Pour plus de rationalisme dans la définition de notre avenir énergétique

Les nouvelles solutions nucléaires sont-elles redevenues une option à laquelle nous ne devrions pas renoncer à la légère?

Faisons appel à la raison. Ceux qui pensent que de nouvelles centrales nucléaires sont nécessaires voteront de toute manière oui à la levée de l’interdiction. Mais même ceux qui sont certains d’être sur la bonne voie avec la Stratégie énergétique 2050 peuvent voter oui en toute confiance.

Car, d’un point de vue rationnel, l’interdiction était déjà superflue en 2017. Si – comme le prévoit la stratégie énergétique – il est possible d’approvisionner la Suisse en électricité de manière sûre, respectueuse du climat et économique avec des sources d’énergie autres que l’atome, alors on cessera de toute manière de construire des centrales nucléaires. Si la technologie nucléaire est obsolète – comme le prétendent bon nombre de ses adversaires – pourquoi l’interdire? Les technologies obsolètes ont toujours été supplantées par de nouvelles technologies plus performantes. Qui aurait songé à interdire le téléphone à cadran, le fax ou les téléviseurs à tube cathodique?

Néanmoins, le maintien de l’interdiction relève aussi d’une certaine logique, du moins pour les deux principaux groupes qui le défendent.

Il s’agit, d’une part, de ceux qui profitent de la stratégie énergétique: les producteurs d’énergie, les entreprises techniques, les installateurs de panneaux solaires, mais aussi certaines associations, ONG et hautes écoles qui apportent leur contribution à la stratégie énergétique et ont ainsi bâti un modèle d’affaires alimenté par des subventions. L’interdiction protège ces modèles d’affaires.

Il s’agit, d’autre part, des partis politiques qui se sont profilés pendant des décennies au travers de la lutte contre l’atome et qui ont toujours vu dans les centrales nucléaires un potentiel politique plutôt qu’une technologie. Quiconque a créé un narratif aussi puissant que celui d’une technologie diabolique détruisant l’humanité ne pourra probablement plus s’en passer, même si les faits démontrent le contraire. Je connais personnellement certains des occupants de Kaiseraugst de l’époque, et je serais surpris qu’un quelconque des changements survenus au cours des 50 dernières années ait pu les libérer de leur malaise émotionnel.

Je peux donc comprendre rationnellement l’opposition tant économique que politique à la levée de l’interdiction de construire des centrales nucléaires. Mais accordons-nous vraiment plus d’importance aux modèles d’affaires individuels et aux narratifs politiques qu’à la sécurité de l’approvisionnement en électricité de la société et de l’économie? N’est-il pas dans notre intérêt de disposer du plus grand nombre possible d’options, non seulement du point de vue économique, mais aussi en raison du caractère potentiellement disruptif de la situation mondiale?

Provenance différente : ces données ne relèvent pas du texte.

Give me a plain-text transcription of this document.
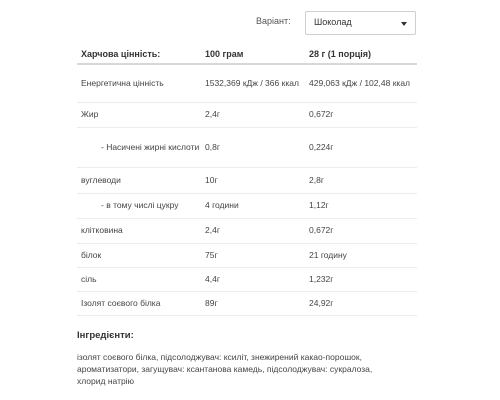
Варіант:	Шоколад
Харчова цінність:	100 грам	28 г (1 порція)
Енергетична цінність	1532,369 кДж / 366 ккал	429,063 кДж / 102,48 ккал
Жир	2,4г	0,672г
- Насичені жирні кислоти	0,8г	0,224г
вуглеводи	10г	2,8г
- в тому числі цукру	4 години	1,12г
клітковина	2,4г	0,672г
білок	75г	21 годину
сіль	4,4г	1,232г
Ізолят соєвого білка	89г	24,92г
Інгредієнти:
ізолят соєвого білка, підсолоджувач: ксиліт, знежирений какао-порошок, ароматизатори, загущувач: ксантанова камедь, підсолоджувач: сукралоза, хлорид натрію
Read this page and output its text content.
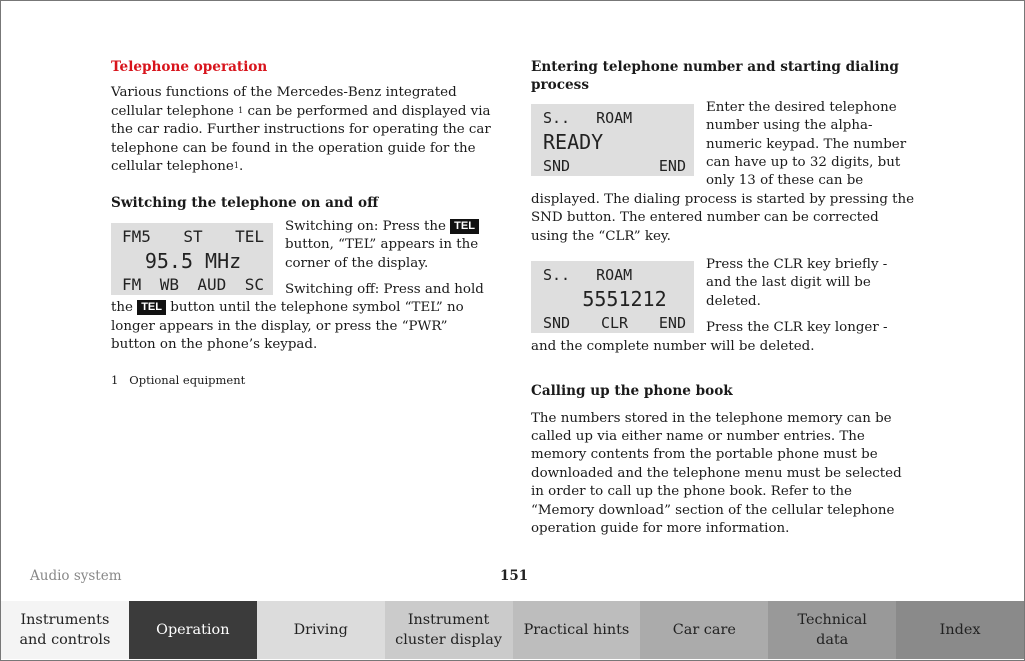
Telephone operation

Various functions of the Mercedes-Benz integrated cellular telephone $^1$ can be performed and displayed via the car radio. Further instructions for operating the car telephone can be found in the operation guide for the cellular telephone$^1$.

Switching the telephone on and off
FM5 ST TEL
95.5 MHz
FM WB AUD SC

Switching on: Press the TEL button, “TEL” appears in the corner of the display.

Switching off: Press and hold the TEL button until the telephone symbol “TEL” no longer appears in the display, or press the “PWR” button on the phone’s keypad.

1 Optional equipment
Entering telephone number and starting dialing process
S.. ROAM
READY
SND	END

Enter the desired telephone number using the alpha-numeric keypad. The number can have up to 32 digits, but only 13 of these can be displayed. The dialing process is started by pressing the SND button. The entered number can be corrected using the “CLR” key.

S.. ROAM
5551212
SND CLR END

Press the CLR key briefly - and the last digit will be deleted.

Press the CLR key longer - and the complete number will be deleted.

Calling up the phone book

The numbers stored in the telephone memory can be called up via either name or number entries. The memory contents from the portable phone must be downloaded and the telephone menu must be selected in order to call up the phone book. Refer to the “Memory download” section of the cellular telephone operation guide for more information.

Audio system	151
Instruments
and controls
Operation	Driving
Instrument
cluster display
Practical hints	Car care
Technical
data
Index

La Stratégie énergétique 2050 elle-même table sur de nombreuses options. Dans sa mise en œuvre, elle n’a certes pas encore répondu de manière convaincante à la question de savoir si l’on peut effectivement se passer de nouvelles centrales nucléaires. Mais elle a aussi une grande force: elle a réorienté la réflexion et permis l’émergence d’idées novatrices conduisant à des solutions nouvelles et efficaces, que ce soit dans la construction, dans la mobilité, dans la consommation ou dans la production d’énergie elle-même. Nous en avions bien besoin!

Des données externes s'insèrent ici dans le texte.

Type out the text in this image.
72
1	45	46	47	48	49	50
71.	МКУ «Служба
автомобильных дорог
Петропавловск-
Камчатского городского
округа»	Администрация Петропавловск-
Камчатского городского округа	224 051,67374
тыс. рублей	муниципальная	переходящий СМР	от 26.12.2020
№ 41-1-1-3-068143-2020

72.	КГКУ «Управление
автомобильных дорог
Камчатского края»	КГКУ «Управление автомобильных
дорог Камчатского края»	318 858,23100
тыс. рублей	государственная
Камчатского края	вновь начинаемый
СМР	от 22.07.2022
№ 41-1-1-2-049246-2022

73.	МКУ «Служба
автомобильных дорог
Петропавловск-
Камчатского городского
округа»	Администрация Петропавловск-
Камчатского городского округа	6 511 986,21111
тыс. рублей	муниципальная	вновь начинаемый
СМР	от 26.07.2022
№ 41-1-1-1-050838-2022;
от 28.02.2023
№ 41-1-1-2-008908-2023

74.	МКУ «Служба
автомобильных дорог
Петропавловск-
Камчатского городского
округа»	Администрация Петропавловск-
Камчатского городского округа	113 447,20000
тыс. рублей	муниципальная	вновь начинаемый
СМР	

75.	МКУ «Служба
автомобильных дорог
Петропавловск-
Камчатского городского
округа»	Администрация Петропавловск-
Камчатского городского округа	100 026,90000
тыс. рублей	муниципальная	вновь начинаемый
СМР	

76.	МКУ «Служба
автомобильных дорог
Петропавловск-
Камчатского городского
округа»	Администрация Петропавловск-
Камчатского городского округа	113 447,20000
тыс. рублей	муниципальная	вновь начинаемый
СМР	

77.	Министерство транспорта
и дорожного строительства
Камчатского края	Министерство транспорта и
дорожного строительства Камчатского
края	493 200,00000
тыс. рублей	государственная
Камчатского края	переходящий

Au cours des 50 prochaines années, il se passera encore beaucoup de choses inimaginables aujourd’hui. Mais il n’y a guère de risque à pronostiquer que nos enfants et petits-enfants vivront dans une société qui sera de plus en plus dépendante de l’énergie. Il est donc d’autant plus important, dans leur intérêt, que nous utilisions les ressources avec soin et efficacité. Pour ce faire, nous avons besoin de solutions intelligentes. Peut-être qu’elles seront un jour nucléaires.

Quoi qu’il en soit, s’il est une chose dont nous n’avons pas besoin, ce sont les interdictions.

Rainer Meier (66 ans) a été responsable de la communication chez Axpo de 2006 à 2021. Il travaille aujourd’hui pour différentes entreprises comme conseiller senior en matière de réputation et de communication de crise.